Dua cara ini adalah jembatan yang diberikan Aquinas, yang dapat membantu kita untuk terhubung dengan kondisi batin mereka yang kesusahan.

Sisi Efektif Belas Kasih
I answer that, As Augustine says (De Civ. Dei ix, 5), mercy is heartfelt sympathy for another’s distress, impelling us to succor him if we can. (ST, II-II, Q. 30, Art. 1)

Menurut Aquinas, belas kasih juga mencakup aspek perilaku: belas kasih juga mendorong kita untuk menolong mereka yang kesusahan, bila kita bisa melakukannya. Perasaan saja tidak cukup, melainkan perasaan harus berbuah dalam perbuatan nyata, sejauh kita bisa menolong.

Mungkin kita bertanya: apa hubungan antara empati dan kemampuan kita untuk meringankan kesusahan? Empati terjadi dalam konteks percakapan antar dua orang, yang mana salah seorang menceritakan kesusahan yang dialami, dan yang lain menjadi pendengar.

Pada umumnya, kita cenderung untuk memberikan nasihat kepada orang yang menceritakan masalahnya, seakan-akan kita memiliki sebuah solusi atau ide yang sungguh dapat menyelesaikan persoalan mereka. 

Padahal, bisa jadi solusi yang kita katakan terbukti sudah dicoba namun gagal.
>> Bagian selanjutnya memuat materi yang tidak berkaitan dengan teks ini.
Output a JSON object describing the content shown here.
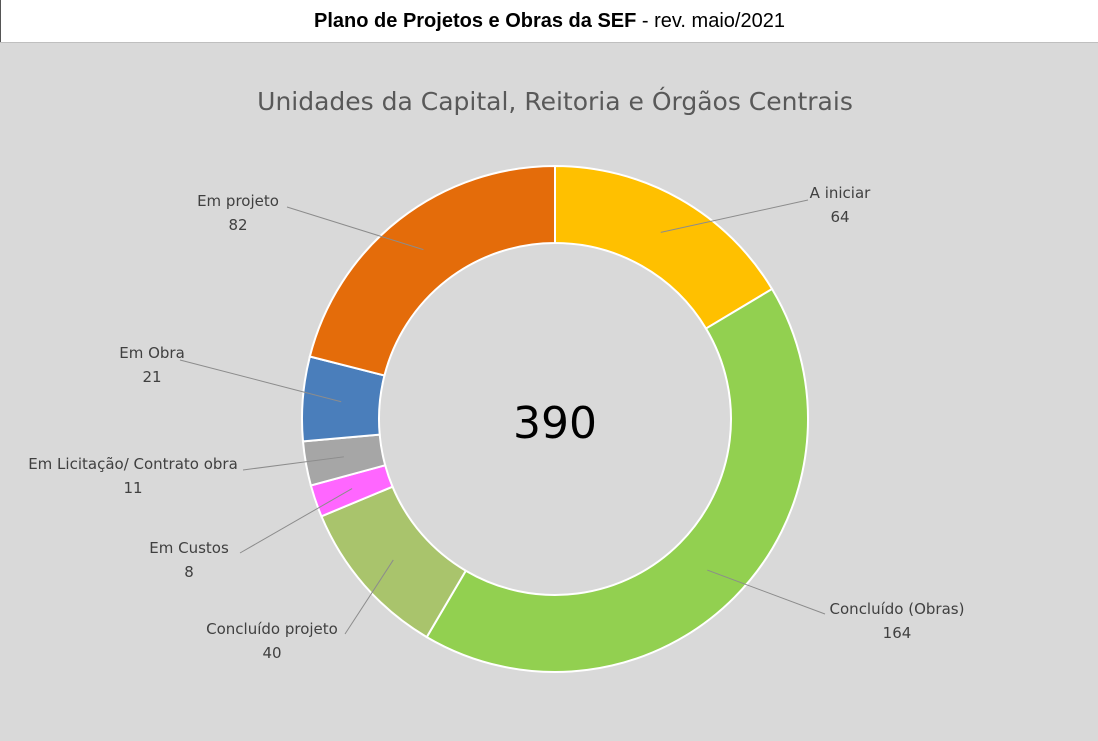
{
  "header": {
    "title_bold": "Plano de Projetos e Obras da SEF",
    "title_rest": " - rev. maio/2021"
  },
  "chart_data": {
    "type": "pie",
    "variant": "donut",
    "title": "Unidades da Capital, Reitoria e Órgãos Centrais",
    "center_label": "390",
    "total": 390,
    "legend": "none",
    "slices": [
      {
        "label": "A iniciar",
        "value": 64,
        "color": "#ffc000"
      },
      {
        "label": "Concluído (Obras)",
        "value": 164,
        "color": "#92d050"
      },
      {
        "label": "Concluído projeto",
        "value": 40,
        "color": "#a9c46c"
      },
      {
        "label": "Em Custos",
        "value": 8,
        "color": "#ff66ff"
      },
      {
        "label": "Em Licitação/ Contrato obra",
        "value": 11,
        "color": "#a6a6a6"
      },
      {
        "label": "Em Obra",
        "value": 21,
        "color": "#4a7ebb"
      },
      {
        "label": "Em projeto",
        "value": 82,
        "color": "#e46c0a"
      }
    ]
  }
}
Menasihati para pendosa dan mereka yang bimbang memang merupakan karya belas kasih rohani, namun pemberian nasihat ini pun juga mensyaratkan disposisi yang tepat bagi mereka yang kesusahan. Jika tidak, maka nasihat akan cenderung ditolak.

Empati membuka pintu bagi nasihat yang akan diberikan: kita tentu lebih mudah menerima masukan atau nasihat dari seseorang yang sungguh mengerti apa yang kita pikirkan dan rasakan.

Oleh karena itulah, perkataan Aquinas menjadi penting. Perkataannya mengajak kita untuk merenung sebelum memberikan solusi atau nasihat: benarkah solusi atau gagasan kita dapat menolong mereka? Bisakah apa yang saya katakan, nasihat saya, mengatasi kesusahan mereka? Perkataan Aquinas, bila direnungkan, menjadi pengingat bagi kita untuk bersikap rendah hati: terkadang kita perlu mengakui bahwa mungkin kita tidak bisa melakukan apa-apa bagi permasalahn mereka. 

Terkadang, mungkin kita hanya perlu berkata: aku tidak tahu harus berkata apa terhadap masalahmu, aku pun merasa sedih karena tidak sungguh bisa merasakan apa yang kamu rasakan, merasa tidak berdaya karena tidak dapat membantumu, namun aku berterima kasih karena kamu mau menceritakan kesusahanmu padaku.

Kerendahan hati yang benar dapat mengarahkan kita untuk memiliki pemahaman diri yang benar, yang membantu kita menyadari kelebihan dan kekurangan kita, dan dengan demikian, kita pun dapat mengetahui apa yang dapat kita lakukan untuk meringankan orang yang kesusahan. Dengan pemahaman diri yang benar, kita pun dapat melihat, dari semua karya belas kasih jasmani dan rohani, mana yang paling mungkin untuk kita lakukan.

Penutup
Tulisan ini tentu tidaklah sempurna dan komprehensif. Ada hal-hal yang bisa kita bahas, misalnya mengenai kejahatan, apa arti kesusahan (distress) yang sering disebut dalam tulisan tersebut, karya belas kasih jasmani dan rohani, dst. 

Namun saya berharap tulisan ini—yang dikerjakan dengan bantuan Thomas Aquinas— dapat menjadi sebuah ajakan untuk merenung tentang pentingnya empati dalam berbelas kasih kepada sesama.